いささか古い話になってしまい恐縮だが、東アジア杯で驚かされたことがあった。スタジアム内に設置されている立て看板について、である。
 日本企業ばかりではないか!

 中国で開催された、W杯とは何の関係もなく、かつ欧州に所属している選手が一人も出場しない大会を、日本の名だたる企業がこぞってスポンサードしていた。

 最近、わたしは『ニュース・ピックス』というインターネット・メディアでJリーグの社長にインタビューをする、という企画をやらせてもらっている。いまのところ、5チームが終わったところなのだが、5人の社長すべてが口にしていたのが「チャイナ・マネーの脅威」だった。

 ある社長が入手した情報によると、25日のACLで柏を粉砕した広州恒大の今季の年間予算は約500億円だという。これは世界のメガクラブの予算と比肩しうる額であり、ほぼすべてのJ1チームの年間予算の10倍以上の数字でもある。

 だが、それほどまでに潤沢なチャイナ・マネーは、なぜか東アジア杯には流れ込んでいなかった。ACLではズラリ並ぶ中国語の看板はほとんどなく、ほぼ日本企業によって独占されていた。

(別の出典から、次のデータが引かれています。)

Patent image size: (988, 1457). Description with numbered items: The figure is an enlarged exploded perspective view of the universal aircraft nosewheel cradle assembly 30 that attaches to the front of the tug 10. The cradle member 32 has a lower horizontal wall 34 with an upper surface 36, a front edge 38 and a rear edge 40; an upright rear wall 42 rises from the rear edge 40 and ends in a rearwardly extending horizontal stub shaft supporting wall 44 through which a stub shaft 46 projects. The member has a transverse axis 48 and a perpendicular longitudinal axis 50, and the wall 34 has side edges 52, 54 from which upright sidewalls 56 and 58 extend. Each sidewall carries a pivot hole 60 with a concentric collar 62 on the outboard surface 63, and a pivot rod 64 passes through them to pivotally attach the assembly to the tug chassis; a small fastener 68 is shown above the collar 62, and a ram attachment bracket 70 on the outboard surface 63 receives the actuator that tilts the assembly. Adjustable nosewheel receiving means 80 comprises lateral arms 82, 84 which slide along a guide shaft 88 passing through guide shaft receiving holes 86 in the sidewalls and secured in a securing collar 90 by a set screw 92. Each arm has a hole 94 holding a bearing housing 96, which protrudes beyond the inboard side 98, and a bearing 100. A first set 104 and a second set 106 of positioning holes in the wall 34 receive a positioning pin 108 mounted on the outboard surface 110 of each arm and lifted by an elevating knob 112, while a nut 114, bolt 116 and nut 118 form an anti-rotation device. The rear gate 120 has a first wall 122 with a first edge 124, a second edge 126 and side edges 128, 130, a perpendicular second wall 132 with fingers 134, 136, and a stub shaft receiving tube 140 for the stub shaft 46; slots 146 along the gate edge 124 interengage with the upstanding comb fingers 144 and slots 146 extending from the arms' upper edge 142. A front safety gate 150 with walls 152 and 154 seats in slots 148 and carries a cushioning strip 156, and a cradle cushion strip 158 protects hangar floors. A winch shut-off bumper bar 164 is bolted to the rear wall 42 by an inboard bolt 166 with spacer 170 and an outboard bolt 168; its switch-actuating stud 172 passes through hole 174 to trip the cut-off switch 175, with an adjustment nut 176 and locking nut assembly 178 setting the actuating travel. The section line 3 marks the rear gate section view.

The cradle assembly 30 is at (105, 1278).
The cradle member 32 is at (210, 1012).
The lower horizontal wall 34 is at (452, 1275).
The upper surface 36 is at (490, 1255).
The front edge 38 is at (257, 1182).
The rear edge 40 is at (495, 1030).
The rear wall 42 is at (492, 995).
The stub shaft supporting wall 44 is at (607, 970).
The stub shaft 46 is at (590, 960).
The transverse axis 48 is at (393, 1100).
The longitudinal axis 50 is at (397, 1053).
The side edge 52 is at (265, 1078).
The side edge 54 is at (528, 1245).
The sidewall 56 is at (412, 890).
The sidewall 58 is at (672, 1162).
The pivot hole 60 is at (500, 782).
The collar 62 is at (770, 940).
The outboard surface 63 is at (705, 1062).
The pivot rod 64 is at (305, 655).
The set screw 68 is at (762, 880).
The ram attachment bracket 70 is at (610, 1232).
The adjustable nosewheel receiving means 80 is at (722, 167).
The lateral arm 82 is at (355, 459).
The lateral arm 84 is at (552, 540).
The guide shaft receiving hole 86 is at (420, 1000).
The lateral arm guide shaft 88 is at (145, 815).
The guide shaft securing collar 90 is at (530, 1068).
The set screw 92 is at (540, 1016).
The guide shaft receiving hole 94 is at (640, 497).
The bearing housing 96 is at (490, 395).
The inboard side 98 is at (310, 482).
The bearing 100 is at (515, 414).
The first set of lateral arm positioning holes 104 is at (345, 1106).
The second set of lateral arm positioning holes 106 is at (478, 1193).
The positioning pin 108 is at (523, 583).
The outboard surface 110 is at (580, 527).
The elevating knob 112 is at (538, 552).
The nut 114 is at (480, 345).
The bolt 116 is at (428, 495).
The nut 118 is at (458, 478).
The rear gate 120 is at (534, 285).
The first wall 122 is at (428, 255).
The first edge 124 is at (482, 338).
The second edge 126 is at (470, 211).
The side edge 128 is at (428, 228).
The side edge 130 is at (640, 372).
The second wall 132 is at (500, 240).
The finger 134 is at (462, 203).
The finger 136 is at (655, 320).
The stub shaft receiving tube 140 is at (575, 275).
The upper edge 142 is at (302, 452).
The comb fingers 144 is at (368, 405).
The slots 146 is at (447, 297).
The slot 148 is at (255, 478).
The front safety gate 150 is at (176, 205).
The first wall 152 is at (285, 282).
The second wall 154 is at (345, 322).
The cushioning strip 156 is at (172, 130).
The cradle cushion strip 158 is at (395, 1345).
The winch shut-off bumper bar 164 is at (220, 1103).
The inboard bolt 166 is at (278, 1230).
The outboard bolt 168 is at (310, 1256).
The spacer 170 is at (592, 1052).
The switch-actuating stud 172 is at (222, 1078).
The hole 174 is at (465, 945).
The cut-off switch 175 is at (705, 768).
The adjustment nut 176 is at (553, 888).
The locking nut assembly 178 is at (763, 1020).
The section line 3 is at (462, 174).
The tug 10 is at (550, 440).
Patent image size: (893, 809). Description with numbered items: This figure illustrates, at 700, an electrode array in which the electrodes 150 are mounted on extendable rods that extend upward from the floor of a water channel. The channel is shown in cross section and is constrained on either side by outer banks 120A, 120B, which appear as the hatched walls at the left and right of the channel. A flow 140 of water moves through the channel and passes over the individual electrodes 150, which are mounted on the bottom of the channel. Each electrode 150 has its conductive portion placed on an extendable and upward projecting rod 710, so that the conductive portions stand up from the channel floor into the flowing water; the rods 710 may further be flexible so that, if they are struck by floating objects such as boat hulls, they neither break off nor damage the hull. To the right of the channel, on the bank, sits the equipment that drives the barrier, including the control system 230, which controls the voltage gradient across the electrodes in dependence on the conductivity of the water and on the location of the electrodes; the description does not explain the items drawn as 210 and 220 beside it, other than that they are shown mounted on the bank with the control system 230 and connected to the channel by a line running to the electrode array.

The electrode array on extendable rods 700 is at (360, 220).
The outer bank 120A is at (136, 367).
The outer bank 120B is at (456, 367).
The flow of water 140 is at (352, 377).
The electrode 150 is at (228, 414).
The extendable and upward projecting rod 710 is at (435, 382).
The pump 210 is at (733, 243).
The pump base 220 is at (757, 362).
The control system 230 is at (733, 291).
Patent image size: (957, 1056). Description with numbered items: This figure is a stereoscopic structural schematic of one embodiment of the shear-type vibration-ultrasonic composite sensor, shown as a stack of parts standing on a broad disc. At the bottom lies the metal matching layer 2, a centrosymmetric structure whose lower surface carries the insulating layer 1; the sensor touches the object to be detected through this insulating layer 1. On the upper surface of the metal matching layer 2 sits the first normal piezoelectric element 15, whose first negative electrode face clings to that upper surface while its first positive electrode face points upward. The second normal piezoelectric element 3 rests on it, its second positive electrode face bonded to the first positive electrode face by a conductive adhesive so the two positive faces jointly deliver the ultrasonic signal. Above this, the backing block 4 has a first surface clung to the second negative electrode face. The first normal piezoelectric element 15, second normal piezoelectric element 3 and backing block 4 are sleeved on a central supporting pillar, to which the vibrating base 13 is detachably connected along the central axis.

 つまり、Jリーグでは中国に歯が立たない日本の資金力が、代表戦となるとそうでもないということなのである。

 先行きは不透明だが、中国の経済成長の勢いは確かに凄まじかった。GDPでは世界2位にも躍り出た。とはいえ、日本もいまだ3位の経済大国であり、その規模が中国の10分の1になったわけでも、2分の1になったわけでもない。

 にもかからわず、Jのクラブは経済力で大きく後れを取り、大物外国人の獲得では名乗りを上げることすらできなくなった。一方で、代表と名がつけば、日本の経済力は突如として世界3位の実力を発揮するようになる。

 Jの経済力と日本代表の経済力。同じ国のサッカーと思えないほど開いてしまったこの格差は、なぜ生まれ、なぜ一向に縮まる気配を見せないのか。さらにいうなら、なぜホークスはあれほど金満なのに、同じ街を本拠地とするアビスパは資金難にあえいでいるのか。

 日本経済がギリシアのように破綻しているというのであれば、中国に蹂躙されるのも仕方がない。だが、現実は違う。日本代表にはお金が集まり、プロ野球にもまた集まっている。Jの資金力が中国に圧倒されているのは、20年以上前に作ったルールによって自縄自縛になっているから、である。

 そろそろ、縛っていたものを解くことを考えてもいいのではないか。いや、考えなければいけないのではないか。間違いなくいえるのは、この問題は、優勝決定の方式を変えた程度で解決できるものではない、ということである。